Les vaccins, le film ” Hold-Up ” et le virus de la méfiance

Amid Faljaoui

La fin de l’année est toujours propice aux bilans. C’est sûrement le cas avec l’arrivée prochaine des vaccins. D’ailleurs, le philosophe André Comte-Sponville nous a rappelé que les fondamentalistes verts et une bonne partie des partis de gauche nous annonçaient l’écroulement imminent du capitalisme. Bien entendu, comme ils constatent que ce n’est pas le cas, les mêmes nous disent que l’effondrement est simplement reporté au prochain virus…

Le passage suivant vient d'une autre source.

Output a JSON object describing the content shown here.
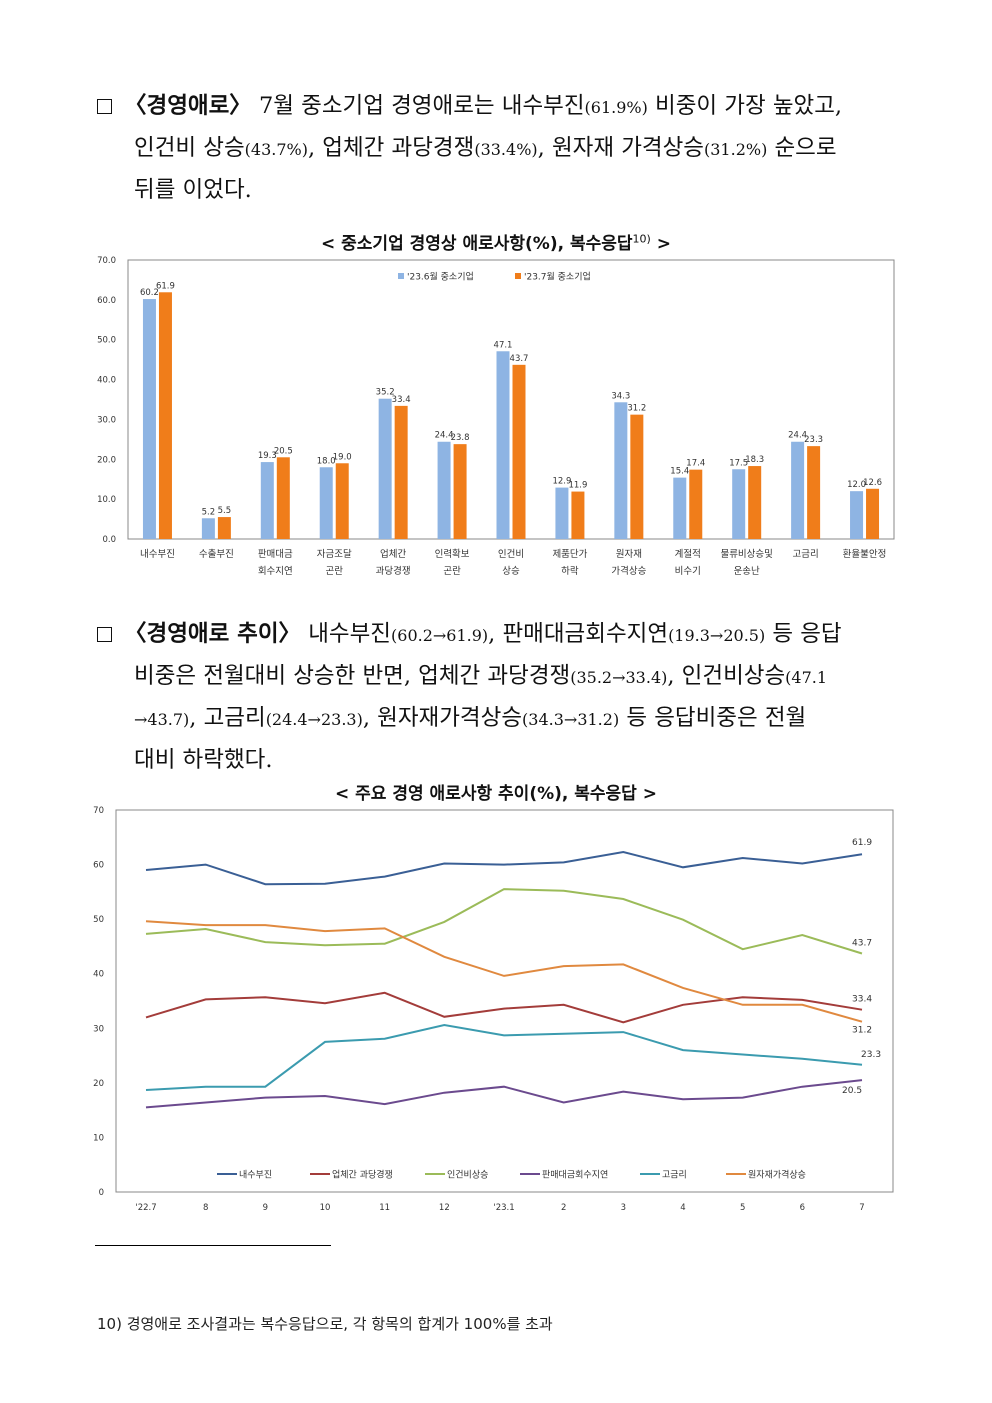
{
  "para1": {
    "bullet": "□",
    "head": "〈경영애로〉",
    "lines": [
      [
        "7월 중소기업 경영애로는 내수부진",
        "(61.9%)",
        " 비중이 가장 높았고,"
      ],
      [
        "인건비 상승",
        "(43.7%)",
        ", 업체간 과당경쟁",
        "(33.4%)",
        ", 원자재 가격상승",
        "(31.2%)",
        " 순으로"
      ],
      [
        "뒤를 이었다."
      ]
    ]
  },
  "chart1": {
    "title": "< 중소기업 경영상 애로사항(%), 복수응답",
    "title_sup": "10)",
    "title_end": " >"
  },
  "para2": {
    "head": "〈경영애로 추이〉",
    "lines": [
      [
        "내수부진",
        "(60.2→61.9)",
        ", 판매대금회수지연",
        "(19.3→20.5)",
        " 등 응답"
      ],
      [
        "비중은 전월대비 상승한 반면, 업체간 과당경쟁",
        "(35.2→33.4)",
        ", 인건비상승",
        "(47.1"
      ],
      [
        "→43.7)",
        ", 고금리",
        "(24.4→23.3)",
        ", 원자재가격상승",
        "(34.3→31.2)",
        " 등 응답비중은 전월"
      ],
      [
        "대비 하락했다."
      ]
    ]
  },
  "chart2": {
    "title": "< 주요 경영 애로사항 추이(%), 복수응답 >"
  },
  "footnote": "10) 경영애로 조사결과는 복수응답으로, 각 항목의 합계가 100%를 초과",
  "colors": {
    "blue": "#8EB4E3",
    "orange": "#F07D1A",
    "line_blue": "#3A5F95",
    "line_red": "#A33C3A",
    "line_green": "#9BBB59",
    "line_purple": "#6B4A8E",
    "line_teal": "#3B9BAF",
    "line_orange": "#E0893F"
  },
  "chart_data": [
    {
      "type": "bar",
      "title": "< 중소기업 경영상 애로사항(%), 복수응답10) >",
      "ylim": [
        0,
        70
      ],
      "yticks": [
        "0.0",
        "10.0",
        "20.0",
        "30.0",
        "40.0",
        "50.0",
        "60.0",
        "70.0"
      ],
      "legend_position": "top-center",
      "categories": [
        [
          "내수부진"
        ],
        [
          "수출부진"
        ],
        [
          "판매대금",
          "회수지연"
        ],
        [
          "자금조달",
          "곤란"
        ],
        [
          "업체간",
          "과당경쟁"
        ],
        [
          "인력확보",
          "곤란"
        ],
        [
          "인건비",
          "상승"
        ],
        [
          "제품단가",
          "하락"
        ],
        [
          "원자재",
          "가격상승"
        ],
        [
          "계절적",
          "비수기"
        ],
        [
          "물류비상승및",
          "운송난"
        ],
        [
          "고금리"
        ],
        [
          "환율불안정"
        ]
      ],
      "series": [
        {
          "name": "'23.6월 중소기업",
          "color": "#8EB4E3",
          "values": [
            60.2,
            5.2,
            19.3,
            18.0,
            35.2,
            24.4,
            47.1,
            12.9,
            34.3,
            15.4,
            17.5,
            24.4,
            12.0
          ]
        },
        {
          "name": "'23.7월 중소기업",
          "color": "#F07D1A",
          "values": [
            61.9,
            5.5,
            20.5,
            19.0,
            33.4,
            23.8,
            43.7,
            11.9,
            31.2,
            17.4,
            18.3,
            23.3,
            12.6
          ]
        }
      ]
    },
    {
      "type": "line",
      "title": "< 주요 경영 애로사항 추이(%), 복수응답 >",
      "ylim": [
        0,
        70
      ],
      "yticks": [
        "0",
        "10",
        "20",
        "30",
        "40",
        "50",
        "60",
        "70"
      ],
      "x": [
        "'22.7",
        "8",
        "9",
        "10",
        "11",
        "12",
        "'23.1",
        "2",
        "3",
        "4",
        "5",
        "6",
        "7"
      ],
      "legend_position": "bottom",
      "series": [
        {
          "name": "내수부진",
          "color": "#3A5F95",
          "values": [
            59.0,
            60.0,
            56.4,
            56.5,
            57.8,
            60.2,
            60.0,
            60.4,
            62.3,
            59.5,
            61.2,
            60.2,
            61.9
          ],
          "end_label": "61.9"
        },
        {
          "name": "업체간 과당경쟁",
          "color": "#A33C3A",
          "values": [
            32.0,
            35.3,
            35.7,
            34.6,
            36.5,
            32.1,
            33.6,
            34.3,
            31.1,
            34.3,
            35.7,
            35.2,
            33.4
          ],
          "end_label": "33.4"
        },
        {
          "name": "인건비상승",
          "color": "#9BBB59",
          "values": [
            47.3,
            48.2,
            45.8,
            45.2,
            45.5,
            49.5,
            55.5,
            55.2,
            53.7,
            49.9,
            44.5,
            47.1,
            43.7
          ],
          "end_label": "43.7"
        },
        {
          "name": "판매대금회수지연",
          "color": "#6B4A8E",
          "values": [
            15.5,
            16.4,
            17.3,
            17.6,
            16.1,
            18.2,
            19.3,
            16.4,
            18.4,
            17.0,
            17.3,
            19.3,
            20.5
          ],
          "end_label": "20.5"
        },
        {
          "name": "고금리",
          "color": "#3B9BAF",
          "values": [
            18.7,
            19.3,
            19.3,
            27.5,
            28.1,
            30.6,
            28.7,
            29.0,
            29.3,
            26.0,
            25.2,
            24.4,
            23.3
          ],
          "end_label": "23.3"
        },
        {
          "name": "원자재가격상승",
          "color": "#E0893F",
          "values": [
            49.6,
            48.9,
            48.9,
            47.8,
            48.3,
            43.1,
            39.6,
            41.4,
            41.7,
            37.4,
            34.3,
            34.3,
            31.2
          ],
          "end_label": "31.2"
        }
      ]
    }
  ]
}
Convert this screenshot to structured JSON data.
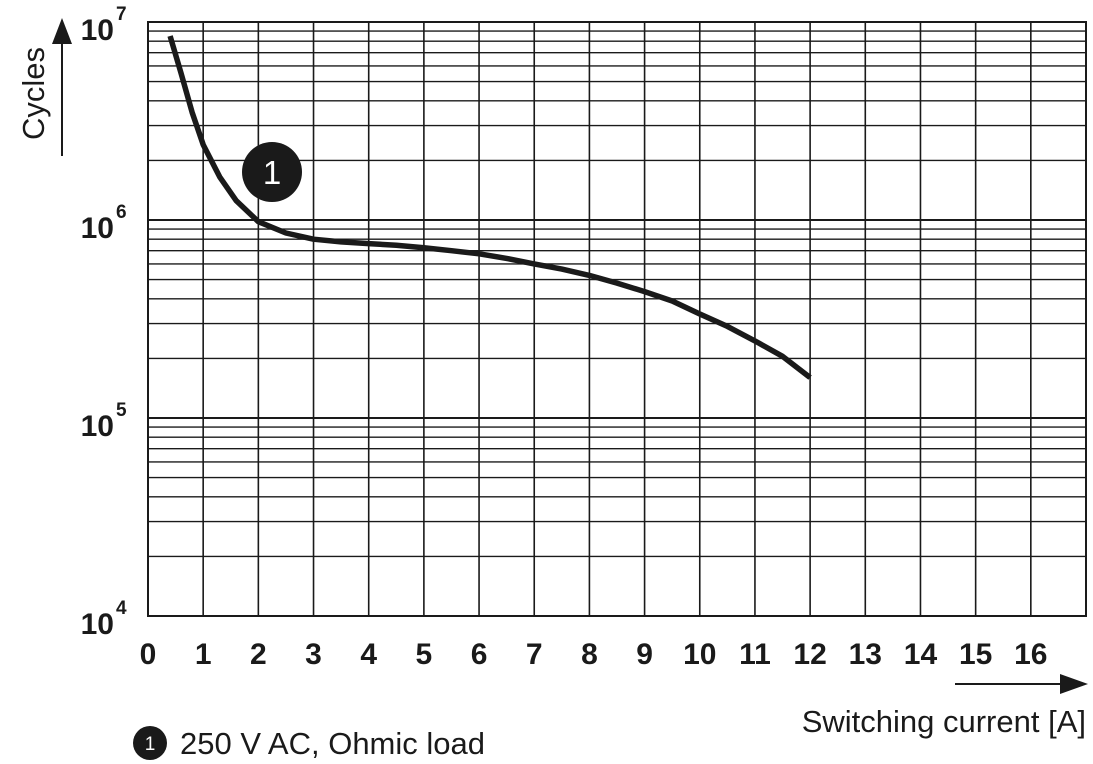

Non seulement leur pronostic se révèle faux mais c’est des Etats-Unis, le pays du ” capitalisme sauvage “, que provient le plus grand espoir avec le vaccin mis au point par la société Moderna. A l’inverse du vaccin élaboré par le duo Pfizer/BioNTech, celui de Moderna ne doit pas être conservé à des températures de – 70°C. Un frigo classique fait l’affaire! Sur le plan commercial, Stéphane Bancel, le CEO de Moderna, rappelle à mes confrères du magazine Challenges, que c’est un gros atout commercial. ” Il n’y a pas de chaîne de conservation à créer. (…) Notre vaccin, vous l’injectez directement, alors que celui de Pfizer a besoin d’une dilution. Une étape qui fait perdre du temps et introduit un risque d’erreur. ”

La confiance des citoyens ne se décrète pas. Elle se mérite. Et ça, c’est le vrai chantier des politiques pour 2021.

Avec ce genre d’interview, le lecteur a compris qu’entre laboratoires pharmaceutiques, on ne se fera pas de cadeaux. Mais ça, c’est la vie économique dans sa banalité… Moi, ce qui m’a surtout frappé dans l’interview de Stéphane Bancel, c’est qu’il y affirme que si son vaccin est disponible aussi rapidement, c’est grâce aux pouvoirs publics… américains! En effet, ces derniers ont mis sur la table 2,5 milliards de dollars pour acheter et produire ce vaccin. En clair, le CEO de Moderna nous dit que c’est le gouvernement américain qui a offert les essais cliniques du vaccin Moderna à la planète. Je le cite à nouveau: ” C’est le secteur public qui a permis au privé de prendre d’énormes risques business et financiers sans faire de compromis sur la sécurité des vaccins “.

Le message subliminal est clair, à mes yeux: oui, le privé et le public peuvent travailler ensemble, comme on l’a aussi vu pour d’autres vaccins. Plutôt que fustiger un système contre un autre, le monde entier redécouvre que les deux peuvent faire bon ménage. C’est évidemment plus fin comme raisonnement que de lancer des phrases définitives et à l’emporte-pièce.

Reste encore à convaincre les réticents aux vaccins. En Belgique, en France et dans d’autres pays, une frange de la population n’y croit pas. La tentation idiote, cette fois, serait de les traiter d’illuminés ou, pire encore, de complotistes. Les multiples sondages montrent que ce serait une grave erreur de jugement. Motif? En réalité, ces personnes sont doublement et légitimement méfiantes comme l’écrit le philosophe André Comte-Sponville, ” vis-à-vis des gouvernements et vis-à-vis de l’industrie pharmaceutique “. Ne cherchons pas plus loin le succès du film Hold-Up, visionné par des millions de personnes alors qu’il dure 2h40.

Pour faire simple, notre gouvernement, au-delà de l’accès gratuit aux vaccins, au-delà de la logistique nécessaire pour les distribuer, au-delà de toutes ces questions pratiques, devra répondre à la question simple mais terriblement difficile posée par André Comte-Sponville: comment combattre la maladie quand une partie de la population se méfie plus des laboratoires pharmaceutiques que du virus? Oserais-je ajouter ” quand elle se méfie plus de ses dirigeants que du virus “? La confiance des citoyens ne se décrète pas. Elle se mérite. Et ça, c’est le vrai chantier des politiques pour 2021.